Creatinine kinase tied to severe gestational hypertension
Plasma creatinine kinase activity, measure during early pregnancy, influences blood pressure during pregnancy and contributes to severe gestational hypertension diagnosed before 34 weeks of gestation, according to a recent study. There is no association between creatinine kinase and other hypertensive disorders during pregnancy.
A total of 3,619 pregnant women were included in this study, in whom plasma creatinine kinase activity significantly correlated with all blood pressure outcomes. This association was most noticeable for the mean systolic blood pressure throughout pregnancy (regression coefficient per 1-unit logCK, 3.48 mm Hg, 95 percent CI, 1.67–5.28; p<0.001).
For the hypertensive disorders in pregnancy, creatinine kinase was significantly associated only with severe gestational hypertension diagnosed before 34 weeks of gestation (odds ratio, 9.16, 1.32–63.86; p=0.025) per 1-unit logCK activity. No association was found with pre-eclampsia and HELLP syndrome.
To determine whether plasma creatine kinase activity is similarly associated with blood pressure during pregnancy, the investigators analysed women who participated in the Amsterdam Born Children and their Development Study.

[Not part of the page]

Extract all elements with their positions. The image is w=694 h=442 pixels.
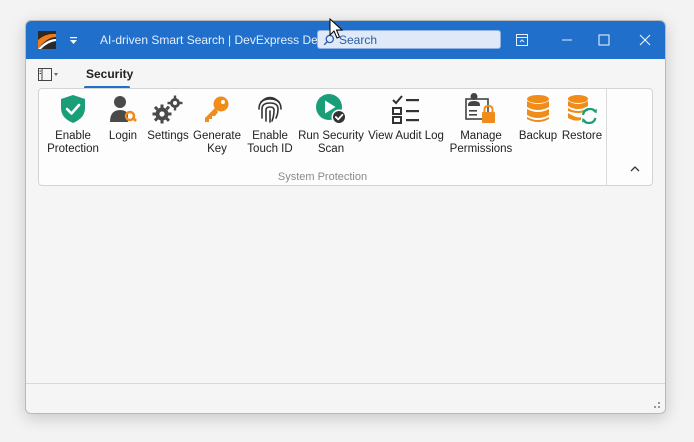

Multiple linear regression and logistic regression models were used to evaluate the association of plasma creatinine activity with blood pressure measurements during pregnancy and with hypertensive disorders in pregnancy (ie, gestational hypertension, HELLP syndrome, pre-eclampsia and eclampsia).
“Hypertensive disorders in pregnancy pose a major burden during pregnancy and are also associated with an increased risk for hypertension later in life,” the investigators said. “Plasma creatine kinase activity is identified in the general population as an independent risk factor for hypertension.”